3歳児の母・セッターの岩崎こよみの強み
――またいつかバレー界に戻ってくる可能性もありますし。
竹下 それは本人が決めることなので私には分かりませんが、結婚し、子育てが一段落したところで復帰するというバレー界の環境は整いつつあります。リーグでの復帰はもちろんのこと、日本代表入りも可能。現にセッターの岩崎こよみ選手は3歳児の母ですからね。選手人生の選択肢が広がるのはとてもいいことだと思います。
――岩崎選手のトス回しは安定しているように見えますが、竹下さんから見てどうですか。

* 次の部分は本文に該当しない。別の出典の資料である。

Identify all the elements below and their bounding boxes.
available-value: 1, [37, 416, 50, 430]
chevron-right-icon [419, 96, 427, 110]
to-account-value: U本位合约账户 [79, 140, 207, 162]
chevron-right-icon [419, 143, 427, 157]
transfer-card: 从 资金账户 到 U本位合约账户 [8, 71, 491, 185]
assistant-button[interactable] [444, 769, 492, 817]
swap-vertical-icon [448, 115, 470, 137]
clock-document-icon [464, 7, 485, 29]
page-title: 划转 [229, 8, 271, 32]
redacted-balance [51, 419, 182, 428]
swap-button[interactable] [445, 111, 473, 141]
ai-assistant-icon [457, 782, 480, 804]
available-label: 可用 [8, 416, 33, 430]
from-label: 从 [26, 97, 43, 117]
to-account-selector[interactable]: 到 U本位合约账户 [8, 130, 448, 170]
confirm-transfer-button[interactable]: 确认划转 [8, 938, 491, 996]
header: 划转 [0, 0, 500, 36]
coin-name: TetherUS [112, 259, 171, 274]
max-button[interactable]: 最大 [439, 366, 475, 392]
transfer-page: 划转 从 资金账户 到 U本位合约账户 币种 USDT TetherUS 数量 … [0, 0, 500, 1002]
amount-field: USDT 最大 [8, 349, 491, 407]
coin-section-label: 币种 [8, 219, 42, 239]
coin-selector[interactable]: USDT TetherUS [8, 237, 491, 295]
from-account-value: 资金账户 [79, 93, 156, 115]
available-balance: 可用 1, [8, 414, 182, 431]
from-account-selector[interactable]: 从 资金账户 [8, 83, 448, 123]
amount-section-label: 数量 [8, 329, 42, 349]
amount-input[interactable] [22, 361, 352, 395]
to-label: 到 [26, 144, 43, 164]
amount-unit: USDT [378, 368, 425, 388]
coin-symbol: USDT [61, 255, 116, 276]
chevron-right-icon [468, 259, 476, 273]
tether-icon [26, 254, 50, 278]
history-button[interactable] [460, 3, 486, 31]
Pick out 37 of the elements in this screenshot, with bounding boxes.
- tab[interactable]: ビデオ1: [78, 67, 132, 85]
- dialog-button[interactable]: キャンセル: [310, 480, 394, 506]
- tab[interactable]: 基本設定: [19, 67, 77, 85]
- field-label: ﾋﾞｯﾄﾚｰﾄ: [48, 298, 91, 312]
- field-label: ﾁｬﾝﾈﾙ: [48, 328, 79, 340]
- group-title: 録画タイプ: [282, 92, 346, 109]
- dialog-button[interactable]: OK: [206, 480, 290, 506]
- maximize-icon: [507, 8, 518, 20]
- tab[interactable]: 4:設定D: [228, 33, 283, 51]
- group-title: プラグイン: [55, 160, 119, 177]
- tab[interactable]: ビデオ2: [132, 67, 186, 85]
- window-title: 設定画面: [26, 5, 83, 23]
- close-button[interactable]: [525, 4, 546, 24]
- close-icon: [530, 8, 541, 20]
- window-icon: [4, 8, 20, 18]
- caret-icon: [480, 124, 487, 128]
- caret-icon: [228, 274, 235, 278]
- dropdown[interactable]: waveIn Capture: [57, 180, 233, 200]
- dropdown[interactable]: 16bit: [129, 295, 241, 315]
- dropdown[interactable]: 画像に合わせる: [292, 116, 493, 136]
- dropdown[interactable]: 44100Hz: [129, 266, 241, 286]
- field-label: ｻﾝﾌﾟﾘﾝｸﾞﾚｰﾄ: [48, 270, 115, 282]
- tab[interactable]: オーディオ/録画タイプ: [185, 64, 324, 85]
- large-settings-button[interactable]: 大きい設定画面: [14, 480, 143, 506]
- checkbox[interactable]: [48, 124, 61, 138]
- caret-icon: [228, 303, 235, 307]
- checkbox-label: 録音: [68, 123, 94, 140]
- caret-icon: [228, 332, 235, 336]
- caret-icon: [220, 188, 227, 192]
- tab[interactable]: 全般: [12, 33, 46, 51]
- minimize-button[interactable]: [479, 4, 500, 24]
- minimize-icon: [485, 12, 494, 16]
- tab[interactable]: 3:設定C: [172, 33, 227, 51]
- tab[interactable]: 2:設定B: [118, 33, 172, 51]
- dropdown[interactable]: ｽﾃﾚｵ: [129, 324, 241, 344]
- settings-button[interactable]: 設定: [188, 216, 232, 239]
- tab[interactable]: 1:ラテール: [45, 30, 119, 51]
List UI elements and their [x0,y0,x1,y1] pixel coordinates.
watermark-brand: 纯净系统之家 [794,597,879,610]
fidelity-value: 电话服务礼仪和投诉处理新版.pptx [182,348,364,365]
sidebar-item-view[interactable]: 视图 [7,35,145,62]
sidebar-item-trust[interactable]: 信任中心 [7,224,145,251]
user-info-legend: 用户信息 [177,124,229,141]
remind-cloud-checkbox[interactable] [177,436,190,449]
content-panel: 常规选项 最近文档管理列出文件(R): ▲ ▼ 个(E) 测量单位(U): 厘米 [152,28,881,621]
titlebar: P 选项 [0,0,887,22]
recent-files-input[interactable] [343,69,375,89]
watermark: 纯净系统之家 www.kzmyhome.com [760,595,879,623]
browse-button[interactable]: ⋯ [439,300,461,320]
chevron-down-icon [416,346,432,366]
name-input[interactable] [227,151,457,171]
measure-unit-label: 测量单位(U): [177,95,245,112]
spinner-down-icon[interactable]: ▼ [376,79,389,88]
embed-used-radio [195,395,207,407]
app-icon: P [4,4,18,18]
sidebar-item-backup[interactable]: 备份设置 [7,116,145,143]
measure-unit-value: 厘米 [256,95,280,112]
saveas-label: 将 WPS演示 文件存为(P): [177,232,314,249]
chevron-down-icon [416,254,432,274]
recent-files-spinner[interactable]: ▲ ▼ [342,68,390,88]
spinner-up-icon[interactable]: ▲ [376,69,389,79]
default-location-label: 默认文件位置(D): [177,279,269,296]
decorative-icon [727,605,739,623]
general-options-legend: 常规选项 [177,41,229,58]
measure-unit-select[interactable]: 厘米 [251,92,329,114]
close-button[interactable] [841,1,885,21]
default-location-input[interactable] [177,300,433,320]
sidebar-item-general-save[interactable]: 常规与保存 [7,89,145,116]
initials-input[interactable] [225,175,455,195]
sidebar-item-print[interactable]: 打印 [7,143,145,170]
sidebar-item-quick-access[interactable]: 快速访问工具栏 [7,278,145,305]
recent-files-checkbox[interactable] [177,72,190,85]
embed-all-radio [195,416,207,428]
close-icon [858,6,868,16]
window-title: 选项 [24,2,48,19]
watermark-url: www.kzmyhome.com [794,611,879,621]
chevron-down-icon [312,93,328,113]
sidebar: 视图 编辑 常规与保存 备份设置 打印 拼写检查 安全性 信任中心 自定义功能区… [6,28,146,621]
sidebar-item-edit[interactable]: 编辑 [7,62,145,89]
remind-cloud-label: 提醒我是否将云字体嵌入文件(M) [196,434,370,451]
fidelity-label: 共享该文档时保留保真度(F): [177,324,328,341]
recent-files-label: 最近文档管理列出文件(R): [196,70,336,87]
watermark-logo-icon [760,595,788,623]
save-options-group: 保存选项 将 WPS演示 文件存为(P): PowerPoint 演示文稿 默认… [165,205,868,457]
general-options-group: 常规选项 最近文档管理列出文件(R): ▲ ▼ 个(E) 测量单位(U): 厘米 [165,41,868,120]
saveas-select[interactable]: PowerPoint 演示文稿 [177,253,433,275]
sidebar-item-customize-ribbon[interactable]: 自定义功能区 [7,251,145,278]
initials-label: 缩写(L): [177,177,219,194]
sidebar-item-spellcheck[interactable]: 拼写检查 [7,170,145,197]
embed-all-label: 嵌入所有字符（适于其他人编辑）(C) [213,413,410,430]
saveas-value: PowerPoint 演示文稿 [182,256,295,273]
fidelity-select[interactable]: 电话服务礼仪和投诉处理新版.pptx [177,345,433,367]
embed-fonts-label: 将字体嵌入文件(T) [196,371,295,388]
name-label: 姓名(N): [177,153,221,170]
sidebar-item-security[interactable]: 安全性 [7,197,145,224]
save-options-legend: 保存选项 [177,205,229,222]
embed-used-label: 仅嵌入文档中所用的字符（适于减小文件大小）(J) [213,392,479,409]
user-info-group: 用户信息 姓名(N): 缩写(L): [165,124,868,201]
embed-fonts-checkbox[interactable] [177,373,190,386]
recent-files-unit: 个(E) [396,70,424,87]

竹下 彼女の武器は175cmと身長があるので、高いところでトスを上げられることと、元アタッカーだっただけにツーアタックなどの攻撃が得意だし、時にはブロックに加わることも。最大の武器はチーム最年長者(35歳)なので、チームに落ち着きを与えられることです。
ただ、昨年からの代表参加なので相当プレッシャーはあったと思いますね。これまで作り上げてきたチームの中に、急に加わったわけですから。でも、すんなり溶け込めたのは年の功かも(笑)。
最強の13人目は山岸しかいない
――強い姿勢を崩さない古賀選手ですが、チーム内で相談できるような選手はいるんですか。
竹下 山岸あかね選手ですね。多分、チーム内で言えないことも、彼女には吐露していると思います。古賀選手だけでなく、多くの選手が山岸選手を心の拠り所にしています。
彼女はパリ五輪では13番目のリザーブ選手として登録されました。12人の代表メンバーに選ばれなかったことは、本来なら悔しいはずなんですけど、彼女はチームを懸命に支えようとする。その姿には、私でさえ涙が出ます。若い選手などは海外遠征に山岸選手が帯同しないと「山岸さん、いないんですか……」って、ちょっと不安定になることもあるんですよね。だから今回、リザーブであってもパリに行けて本当に良かった。
真鍋監督は五輪選手選考の会見で、山岸選手についてこう語っていました。
「13番目の選手が日本チームにとって最も効果的になる方法をスタッフと話し合い、最強の13人目は山岸しかいないという結論になった。彼女の見えない力は、目標を達成するためには必要な最後のワンピースと考えています」
山岸選手はチームになくてはならないバランサーなんですよ。